Audio

[中文]

The ESP32-S2-HMI-DevKit-1 development board supports audio playback and recording. You can find such examples under the examples/esp32-s2-hmi-devkit-1/examples/audio/ directory.

Audio Playback

The ESP32-S2-HMI-DevKit-1 development board can output audio via DAC or PWM. It is recommended to use PWM for audio output since it has lower noise and higher resolution (DAC has 8-bit resolution, while PWM can reach up to 12-bit resolution at 19.2 kHz of sampling rate).

The output signal generated through the IO port goes to the digital potentiometer TPL0401 first for lossless volume adjustment, and then passes the 100 nF isolation capacitor C33 and the 200 kOhm resistor R52. This RC circuit controls the cut-off frequency at around 8 Hz. On top of that, this signal will be sent to the 3 W class-D audio power amplifier NS4150 to set the gain to 1.5 times, thus amplifying the maximum output signal from 3.3 V to 4.95 V (slightly lower than the PA supply, 5 V) so as to maximize the output volume while minimizing saturation distortion.

ESP32-S2-HMI-DevKit-1 audio playback schematic (click to enlarge)

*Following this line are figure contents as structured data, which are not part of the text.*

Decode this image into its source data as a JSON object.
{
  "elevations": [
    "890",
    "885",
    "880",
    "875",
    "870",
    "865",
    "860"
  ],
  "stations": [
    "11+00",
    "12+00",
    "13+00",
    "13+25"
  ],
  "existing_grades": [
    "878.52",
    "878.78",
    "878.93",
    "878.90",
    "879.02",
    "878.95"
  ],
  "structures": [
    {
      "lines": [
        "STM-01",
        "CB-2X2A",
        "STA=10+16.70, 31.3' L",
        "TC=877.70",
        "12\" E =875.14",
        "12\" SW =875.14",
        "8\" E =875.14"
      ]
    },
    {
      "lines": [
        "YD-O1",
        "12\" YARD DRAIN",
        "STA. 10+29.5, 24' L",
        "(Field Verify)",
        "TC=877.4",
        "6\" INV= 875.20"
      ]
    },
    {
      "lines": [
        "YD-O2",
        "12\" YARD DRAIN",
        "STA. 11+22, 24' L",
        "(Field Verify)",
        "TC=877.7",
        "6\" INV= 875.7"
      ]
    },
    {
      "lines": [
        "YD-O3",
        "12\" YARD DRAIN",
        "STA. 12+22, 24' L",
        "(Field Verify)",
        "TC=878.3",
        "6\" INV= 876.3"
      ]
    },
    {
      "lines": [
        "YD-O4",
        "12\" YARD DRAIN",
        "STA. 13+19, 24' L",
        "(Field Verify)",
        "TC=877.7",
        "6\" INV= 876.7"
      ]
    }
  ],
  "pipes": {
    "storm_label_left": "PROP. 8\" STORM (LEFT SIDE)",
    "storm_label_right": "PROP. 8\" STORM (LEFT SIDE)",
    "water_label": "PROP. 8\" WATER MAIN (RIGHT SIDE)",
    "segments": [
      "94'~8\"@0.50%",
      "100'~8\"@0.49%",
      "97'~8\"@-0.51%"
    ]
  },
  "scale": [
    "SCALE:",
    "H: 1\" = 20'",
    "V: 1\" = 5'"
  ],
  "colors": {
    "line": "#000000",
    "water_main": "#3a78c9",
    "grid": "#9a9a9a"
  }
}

ESP32-S2-HMI-DevKit-1 audio playback schematic (click to enlarge)

The audio PA is powered by the 5 V power domain. Before using the audio playback function, please make sure this power domain is powered on (refer to 5 V Power Domain section).

Audio Recording

The ESP32-S2-HMI-DevKit-1 development board can record audio data from the analog microphone via an internal ADC.

The board is equipped with an analog microphone with a sensitivity of -38 dB. And it will send the output signal to the operational amplifier TLV6741 with a fixed gain to amplify the signal.

ESP32-S2-HMI-DevKit-1 microphone schematic (Click to enlarge)

ESP32-S2-HMI-DevKit-1 microphone schematic (Click to enlarge)

The microphone and operational amplifier mentioned above are powered by a controlled 3.3 V power domain. Before using the audio recording function, please make sure this power domain is powered on (refer to 3.3 V Power Domain section).

Please use the Timer Group interrupt to record audio data. Do not use code such as the following format in tasks for audio recording:

size_t index = 0;
uint16_t audio_data[configMAX_ACQUIRE_COUNT];
do {
    audio_data[index] = adc1_get_raw(CONFIG_AUDIO_CHANNEL);
    ets_delay_us(1000000 / CONFIG_AUDIO_FREQ);
} while (++index < CONFIG_MAX_ACQUIRE_COUNT)

The above format will cause the CPU to be occupied, thus triggering the task watchdog (if it is not disabled), and make other tasks with lower priorities (e.g., IDLE Task) not able to operate normally.

When recording data via ADC with the interrupt function, you need to re-write the ADC recording function to IRAM_ATTR so as to reduce response time, and place the variables to DRAM. Also, please do not use any semaphore in this function. For more information about implementation examples, please refer to audio/audio_record under the examples directory.

ADC Accuracy

The ADC of ESP32-S2 has a high level of repeatability despite the fact that the lack of reference voltage and using Buck power supply may result a high overall noise.

The ADC is configured with 13-bit resolution and 11 dB attenuation, corresponding to a full-scale voltage of 2.6 V. After polling the 2.5 V voltage of the AD584T reference voltage via ADC1_CH8, we convert the 4096-time uncalibrated raw values into voltage values and get the following data:

ESP32-S2-HMI-DevKit-1 ADC (click to enlarge)

ESP32-S2-HMI-DevKit-1 ADC (click to enlarge)

As shown in the above figure, most of the uncalibrated data error is within the range of ±0.005 V with a standard deviation (σ) of 3.339 LSB (0.00106 V). These errors are mainly from the absolute accuracy, i.e., the bias. Therefore, the distortion and noise of sounds sampled via ADC can be kept at a relatively low level.

The AD584T has a peak output noise of 50 uV at 10 V within the range of 0.1 ~ 10 Hz, and a peak output noise divided by the internal high-precise laser-adjusted resistor at 2.5 V. And an up to 30 mA push-pull capability is provided by the transistor measured at 10 V. Its output noise at 2.5 V is lower than the resolving power of a 16-bit ADC, which therefore can be used as a testing reference.